- O ministro Kassio Nunes Marques vai relatar o pedido de revisão criminal do ex-presidente Jair Bolsonaro contra a condenação por tentativa de golpe de Estado.
- A defesa busca a anulação da decisão da 1ª Turma, que condenou Bolsonaro a 27 anos e 3 meses de prisão; o ex-presidente cumpre regime domiciliar humanitário.
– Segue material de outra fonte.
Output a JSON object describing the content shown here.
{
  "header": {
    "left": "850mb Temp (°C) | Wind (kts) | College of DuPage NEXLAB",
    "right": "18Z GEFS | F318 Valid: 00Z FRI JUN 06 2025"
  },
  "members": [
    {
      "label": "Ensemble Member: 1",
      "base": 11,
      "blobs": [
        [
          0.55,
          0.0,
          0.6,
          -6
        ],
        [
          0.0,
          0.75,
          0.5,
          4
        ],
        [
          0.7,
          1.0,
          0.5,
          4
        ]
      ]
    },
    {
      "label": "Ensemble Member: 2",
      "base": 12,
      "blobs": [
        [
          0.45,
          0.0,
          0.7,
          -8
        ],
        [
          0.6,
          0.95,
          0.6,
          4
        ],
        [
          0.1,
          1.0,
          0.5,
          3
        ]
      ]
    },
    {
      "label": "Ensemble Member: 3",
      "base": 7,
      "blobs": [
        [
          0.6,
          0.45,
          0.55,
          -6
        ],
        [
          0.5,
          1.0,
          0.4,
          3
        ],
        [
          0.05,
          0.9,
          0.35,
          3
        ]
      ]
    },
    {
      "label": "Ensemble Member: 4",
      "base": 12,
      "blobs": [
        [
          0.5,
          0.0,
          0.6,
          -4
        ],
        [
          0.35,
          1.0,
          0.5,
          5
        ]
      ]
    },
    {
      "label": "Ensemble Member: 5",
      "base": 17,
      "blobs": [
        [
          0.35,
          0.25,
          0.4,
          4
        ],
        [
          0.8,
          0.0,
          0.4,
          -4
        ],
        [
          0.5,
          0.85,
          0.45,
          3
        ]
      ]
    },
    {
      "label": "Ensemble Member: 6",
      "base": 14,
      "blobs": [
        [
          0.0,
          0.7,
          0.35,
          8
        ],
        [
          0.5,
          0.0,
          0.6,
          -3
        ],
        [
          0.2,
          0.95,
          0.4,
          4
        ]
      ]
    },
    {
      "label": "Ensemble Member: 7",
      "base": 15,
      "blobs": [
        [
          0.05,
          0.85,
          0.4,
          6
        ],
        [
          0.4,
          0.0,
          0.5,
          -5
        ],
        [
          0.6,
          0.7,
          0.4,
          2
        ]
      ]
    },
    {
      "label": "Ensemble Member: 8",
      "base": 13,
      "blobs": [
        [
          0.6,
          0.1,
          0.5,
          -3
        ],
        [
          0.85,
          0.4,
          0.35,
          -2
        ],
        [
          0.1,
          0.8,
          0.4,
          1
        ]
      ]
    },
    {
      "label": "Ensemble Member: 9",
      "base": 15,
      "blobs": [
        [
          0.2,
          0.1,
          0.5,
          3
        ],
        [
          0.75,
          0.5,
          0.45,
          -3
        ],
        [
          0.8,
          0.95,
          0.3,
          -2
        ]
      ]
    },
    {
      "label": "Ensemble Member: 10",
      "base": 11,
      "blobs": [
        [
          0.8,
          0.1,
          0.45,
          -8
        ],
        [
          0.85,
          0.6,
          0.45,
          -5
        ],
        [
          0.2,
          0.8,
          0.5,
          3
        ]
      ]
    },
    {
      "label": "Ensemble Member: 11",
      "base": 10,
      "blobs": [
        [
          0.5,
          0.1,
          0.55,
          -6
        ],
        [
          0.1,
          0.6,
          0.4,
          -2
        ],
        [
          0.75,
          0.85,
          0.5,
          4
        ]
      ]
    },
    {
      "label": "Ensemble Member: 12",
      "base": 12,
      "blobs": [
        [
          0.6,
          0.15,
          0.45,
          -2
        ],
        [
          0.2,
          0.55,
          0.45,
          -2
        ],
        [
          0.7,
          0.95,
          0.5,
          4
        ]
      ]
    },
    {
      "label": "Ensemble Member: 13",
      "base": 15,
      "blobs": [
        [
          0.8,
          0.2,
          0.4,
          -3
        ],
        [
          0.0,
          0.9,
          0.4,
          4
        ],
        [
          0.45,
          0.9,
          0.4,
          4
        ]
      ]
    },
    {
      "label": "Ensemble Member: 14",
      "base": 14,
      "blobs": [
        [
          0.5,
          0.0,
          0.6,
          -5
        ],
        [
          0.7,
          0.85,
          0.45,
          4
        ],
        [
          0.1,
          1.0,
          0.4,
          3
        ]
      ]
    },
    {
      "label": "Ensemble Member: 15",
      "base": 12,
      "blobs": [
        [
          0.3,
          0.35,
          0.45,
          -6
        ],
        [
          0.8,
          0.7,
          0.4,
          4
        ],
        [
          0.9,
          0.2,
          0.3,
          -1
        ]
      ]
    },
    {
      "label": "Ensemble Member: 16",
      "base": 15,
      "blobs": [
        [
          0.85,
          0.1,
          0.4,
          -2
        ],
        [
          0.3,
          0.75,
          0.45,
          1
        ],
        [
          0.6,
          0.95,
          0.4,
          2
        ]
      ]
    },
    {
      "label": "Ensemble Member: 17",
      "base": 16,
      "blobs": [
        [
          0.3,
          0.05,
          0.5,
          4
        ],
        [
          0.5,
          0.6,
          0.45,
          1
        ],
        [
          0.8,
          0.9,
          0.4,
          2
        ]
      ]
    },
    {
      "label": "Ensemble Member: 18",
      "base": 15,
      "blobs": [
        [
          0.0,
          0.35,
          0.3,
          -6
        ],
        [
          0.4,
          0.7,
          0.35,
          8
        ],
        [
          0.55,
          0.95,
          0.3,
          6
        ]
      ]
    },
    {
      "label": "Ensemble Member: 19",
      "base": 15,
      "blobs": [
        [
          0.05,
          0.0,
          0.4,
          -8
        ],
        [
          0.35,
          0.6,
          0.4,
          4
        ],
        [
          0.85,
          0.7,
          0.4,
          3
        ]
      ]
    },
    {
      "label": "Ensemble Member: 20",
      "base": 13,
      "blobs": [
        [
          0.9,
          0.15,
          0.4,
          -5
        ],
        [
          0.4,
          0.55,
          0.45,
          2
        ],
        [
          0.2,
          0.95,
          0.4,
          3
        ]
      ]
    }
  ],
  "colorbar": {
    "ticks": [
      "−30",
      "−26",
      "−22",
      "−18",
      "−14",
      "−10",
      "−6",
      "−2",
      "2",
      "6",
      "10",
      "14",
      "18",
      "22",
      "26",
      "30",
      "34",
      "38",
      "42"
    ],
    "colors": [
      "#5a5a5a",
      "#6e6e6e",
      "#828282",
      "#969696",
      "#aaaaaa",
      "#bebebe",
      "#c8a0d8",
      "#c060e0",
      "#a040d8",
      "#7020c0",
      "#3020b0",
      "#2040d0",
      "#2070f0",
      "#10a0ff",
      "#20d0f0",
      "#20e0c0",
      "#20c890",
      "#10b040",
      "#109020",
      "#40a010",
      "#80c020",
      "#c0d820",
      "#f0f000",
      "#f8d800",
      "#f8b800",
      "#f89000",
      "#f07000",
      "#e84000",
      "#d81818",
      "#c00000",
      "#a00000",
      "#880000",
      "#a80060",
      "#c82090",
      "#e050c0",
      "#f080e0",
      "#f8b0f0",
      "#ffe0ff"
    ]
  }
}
- A revisão criminal deve ser julgada pela 2ª Turma do STF, composta por Gilmar Mendes, André Mendonça, Kassio Nunes Marques e Dias Toffoli, já que Luiz Fux está impedido de votar.
- A defesa sustenta cerceamento de defesa e incompetência do tribunal para analisar o caso, alegando que houve trânsito em julgado antes da interposição do recurso.
- O recurso questiona a atuação do ministro Alexandre de Moraes e cita vícios processuais na decisão que negou os últimos recursos da defesa.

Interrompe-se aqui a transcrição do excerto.